To sum up: Pay attention to how much trouble emotional interaction ("emotional reactivity") causes the two of you, and try to damp that down. Show respect for each other's concerns so that you don't put each other on the defensive about your respective "worries." But understand that if you have good boundaries, then it's not up to you to solve all your girlfriend's problems or even become stressed just because she's stressed. Instead, try to move quickly past the emotions and get to the problem-solving phase, i.e., come up with tangible things you can do for each other--compromises, favors, etc.

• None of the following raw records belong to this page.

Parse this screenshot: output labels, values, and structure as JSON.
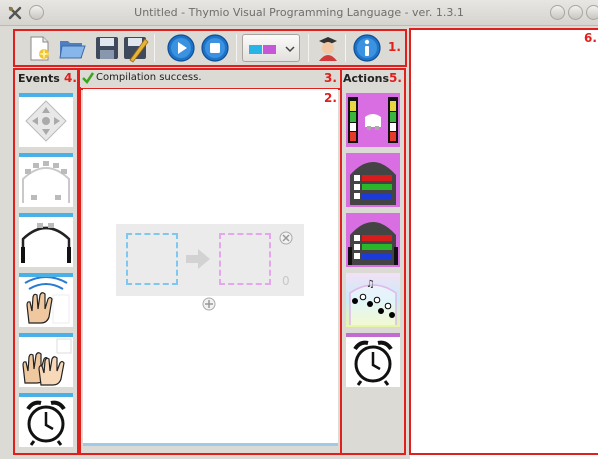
{
  "window": {
    "title": "Untitled - Thymio Visual Programming Language - ver. 1.3.1"
  },
  "toolbar": {
    "new_icon": "new-document-icon",
    "open_icon": "open-folder-icon",
    "save_icon": "save-icon",
    "save_as_icon": "save-as-icon",
    "run_icon": "run-icon",
    "stop_icon": "stop-icon",
    "color_scheme_icon": "color-scheme-icon",
    "advanced_mode_icon": "advanced-mode-icon",
    "help_icon": "help-icon"
  },
  "labels": {
    "toolbar": "1.",
    "scene": "2.",
    "status": "3.",
    "events": "4.",
    "actions": "5.",
    "code": "6."
  },
  "events": {
    "title": "Events",
    "items": [
      "buttons-event",
      "prox-event",
      "prox-ground-event",
      "tap-event",
      "clap-event",
      "timer-event"
    ]
  },
  "actions": {
    "title": "Actions",
    "items": [
      "move-action",
      "top-color-action",
      "bottom-color-action",
      "sound-action",
      "timer-action"
    ]
  },
  "status": {
    "message": "Compilation success.",
    "state": "ok"
  },
  "event_action_pair": {
    "counter": "0"
  },
  "colors": {
    "highlight": "#e0201c",
    "event_blue": "#4ab0e8",
    "action_purple": "#c26bd0"
  }
}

Same thing as above--pay attention to issues of emotional reactivity. Just because she gets stressed out and calls you a poopyhead and misrepresents your argument doesn't mean you have to get stressed out and start defending the legitimacy of your point. Instead, drop the point, drop the emotion, and try to work out what tangible problem-solving steps the two of you will take to legitimately address each other's concerns. If emotions are running too high for that, then take a break and try later.She always has to have the last word and always contorts the situation to misrepresent me! This is frustrating. Even if I have a legitimate point against her she'll whine and complain and make out like I'm being horribly unjust. Honestly, it's how I'd imagine a corrupt ruler would behave at his/her own impeachment!
Also, in general, don't rely on "points" to win an argument. People prioritize their values differently--that's one of the big ideas of MBTI and personality theory. So even if your girlfriend understood your point in its entirety, she probably isn't going to accord it the same gravity you would. (Much as you yourself consider her concerns "banal.")
So instead of trying to win points or even explain why something is particularly important to you, you should try to work out some simple code words for each other: "Dear, you may not understand why this is important to me, but I assure you that it really is important to me. Can you work with me on it, or at least compromise with me on it?"
And then start trying to trust each other more, i.e., show respect for the things that are important to your girlfriend, even if you personally don't consider them important (and vice versa). Assume that if she says that something is important to her, then it should be important to you to help her out on it, and trust her not to abuse that understanding by having you jump through hoops just to see you do it.
Oh well, that's it for me. Good luck!
* "The Lost Art of Listening" (subtitled: How Learning to Listen Can Improve Relationships), by Michael P. Nichols, PhD.